Cyril Burdet, entraîneur de sprint de l’équipe de France de ski de fond

Sauf que les souvenirs, tous n’en ont pas. Même certains athlètes pourtant expérimentés n’ont pas connu de cérémonie d’ouverture, à l’image d’Alexis Pinturault. A 30 ans, le géantiste de Courchevel aurait pourtant pu prétendre à un rôle de porte-drapeau cette année à Pékin. Mais victime de sa polyvalence sur les skis, le vainqueur du dernier gros globe de cristal n’a tout simplement pas le temps : "Je fais beaucoup de disciplines, ça m’a souvent concerné. Je ne suis pas allé à celles de Sotchi ou Pyeonchgang, parce qu’il y a toujours beaucoup de route, des entraînements etc. Ce n’est pas l’idéal, j’aime profiter de ces événements".

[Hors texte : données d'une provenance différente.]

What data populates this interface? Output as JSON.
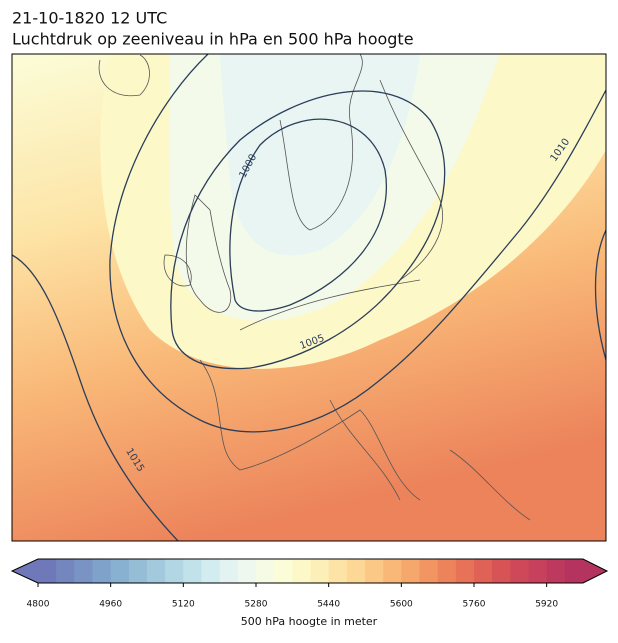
{
  "title": "21-10-1820 12 UTC",
  "subtitle": "Luchtdruk op zeeniveau in hPa en 500 hPa hoogte",
  "isobar_labels": [
    1000,
    1005,
    1010,
    1015
  ],
  "colorbar": {
    "label": "500 hPa hoogte in meter",
    "lim": [
      4800,
      6000
    ],
    "ticks": [
      4800,
      4960,
      5120,
      5280,
      5440,
      5600,
      5760,
      5920
    ],
    "colors": [
      "#6f78b8",
      "#7486be",
      "#7994c4",
      "#7ea2ca",
      "#88b0d0",
      "#95bdd6",
      "#a3cadc",
      "#b2d6e3",
      "#c2e2ea",
      "#d2ecf0",
      "#e2f3f2",
      "#eef8ef",
      "#f6fbe6",
      "#fbfdd8",
      "#fdf8c8",
      "#fdefb8",
      "#fde4a6",
      "#fcd795",
      "#fbc885",
      "#f9b877",
      "#f6a76b",
      "#f19562",
      "#ec835b",
      "#e77257",
      "#e06155",
      "#d75356",
      "#cf4859",
      "#c7405c",
      "#bd395e",
      "#b5345f"
    ]
  }
}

Et s’il le prend avec philosophophie - "J’en profiterai à la cérémonie de clôture" -, Alexis Pinturault regrette quand même de ne pas vivre ce moment avec le reste de la délégation : "La cérémonie est une forme de lancement, on sent qu’on est aux Jeux. C’est le top départ, donc je vais la regarder à la TV comme les deux dernières éditions". Le reste de l’équipe de France de vitesse en ski alpin restera également à quai, en raison de la descente programmée dès dimanche à Zhangjiakou. Ce qui ne laisse pas insensible Matthieu Bailet, 25 ans.

"C’est un pincement au coeur ça ce sont mes premiers JO. J’ai à coeur de courir d’autres JO et d’aller à une prochaine cérémonie d’ouverture."

Matthieu Bailet

Même discours du côté des fondeurs, également retenus à Zhangjiakou, avec Hugo Lapalus : "C'est sûr que la cérémonie fait partie des JO et c'est un truc à vivre. Je n’ai pas d’autre choix que d'y aller à Milan en 2026 pour vivre une cérémonie d’ouverture. (rires)”. Ce ne sera pas le cas de Chloé Chevalier. Désignée remplaçante de l’équipe de France, l’Iséroise va finalement pouvoir se rendre au Nid d’oiseau : "Je suis hyper contente. Les athlètes à qui j'ai parlé m'ont dit que c'est à faire une fois dans sa vie. Quand on est leader, on ne peut pas y aller, en tant que remplaçante c'est l'opportunité de le faire. Il y a un peu de route mais ce serait dommage de s'en priver”.